The official told CBS News the administration secured a Chinese government promise to carry the President's remarks "as spoken." The official also said the White House would be ready to "make it a big story" if China blocks out any of the President's words.
Government censors removed references to communism and dissent from the official Chinese language translation of President Obama's January inaugural speech. The main Chinese television network also wiped out certain passages from the inaugural speech.
John Delury, Associate Director of Asia Society's Center on U.S.-China Relations, says Chinese people are very aware of government efforts to control information flow.
"There's a cat and mouse game that goes on, but the reality on the ground in China is there is pretty good access to most of the information," Delury said. "China is a pretty wired place, especially the cities and the younger generation."
Experts say knowledgeable web-surfers know how to get around government efforts to block web sites and search engines.
The first test of the new promise not to censor the President will come when he holds a Shanghai "town hall" meeting with young Chinese leaders.
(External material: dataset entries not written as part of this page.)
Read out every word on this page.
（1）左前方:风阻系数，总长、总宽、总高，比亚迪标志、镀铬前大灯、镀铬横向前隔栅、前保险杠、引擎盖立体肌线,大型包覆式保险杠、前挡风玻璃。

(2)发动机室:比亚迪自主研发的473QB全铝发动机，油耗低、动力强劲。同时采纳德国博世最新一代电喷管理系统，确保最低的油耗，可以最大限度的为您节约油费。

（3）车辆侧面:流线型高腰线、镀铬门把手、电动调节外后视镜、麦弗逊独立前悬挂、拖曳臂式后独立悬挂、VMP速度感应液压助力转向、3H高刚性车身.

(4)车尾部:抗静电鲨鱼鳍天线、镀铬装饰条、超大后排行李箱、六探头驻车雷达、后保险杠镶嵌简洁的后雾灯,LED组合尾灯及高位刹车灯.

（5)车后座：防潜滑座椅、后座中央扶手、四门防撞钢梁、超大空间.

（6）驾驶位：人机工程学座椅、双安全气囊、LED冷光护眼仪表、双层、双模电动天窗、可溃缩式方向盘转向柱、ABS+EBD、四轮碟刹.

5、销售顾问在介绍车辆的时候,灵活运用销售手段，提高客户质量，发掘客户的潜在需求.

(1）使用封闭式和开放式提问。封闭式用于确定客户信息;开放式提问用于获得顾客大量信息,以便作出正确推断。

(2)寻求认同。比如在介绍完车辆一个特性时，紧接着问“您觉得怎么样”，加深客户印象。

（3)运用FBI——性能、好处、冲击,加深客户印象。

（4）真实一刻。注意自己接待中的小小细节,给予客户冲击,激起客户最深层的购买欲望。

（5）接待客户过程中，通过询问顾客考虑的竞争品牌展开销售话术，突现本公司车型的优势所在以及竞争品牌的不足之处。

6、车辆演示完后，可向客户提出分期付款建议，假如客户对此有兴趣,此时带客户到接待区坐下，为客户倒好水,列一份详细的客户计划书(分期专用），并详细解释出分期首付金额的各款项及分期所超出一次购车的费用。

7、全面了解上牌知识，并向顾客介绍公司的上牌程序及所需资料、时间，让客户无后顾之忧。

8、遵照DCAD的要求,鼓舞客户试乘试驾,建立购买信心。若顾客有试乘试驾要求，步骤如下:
While the discussion may not be censored, it was not clear whether China would air the event on the main television network.
Coverage plans have been part of intense U.S.-Chinese negotiations. The President's advance team contacted Chinese bloggers to help assure the spread of his message. The official New China News Service reported nearly 3,300 questions had been submitted for Obama.
Topics of interest include the President's Afghanistan war policy, his views on Taiwan and his thoughts about winning the Nobel Peace Prize. In a country where few have any knowledge of their own leaders' private lives, there are also questions about the Obama daughters.
Americans who live in or travel to China report widespread interest in all things Obama. The Asia Society's Delury recalls many Chinese were "taken aback" by Barack Obama's election.
Some assumed Hillary Clinton was "entitled" to the White House because of her husband's presidency. She was viewed as "the anointed one." Delury said it took some time for many Chinese citizens to make sense of Mr. Obama's election. Delury believes that for many in China, the U.S. election "was actually a real testament to the power and unpredictability of American democracy."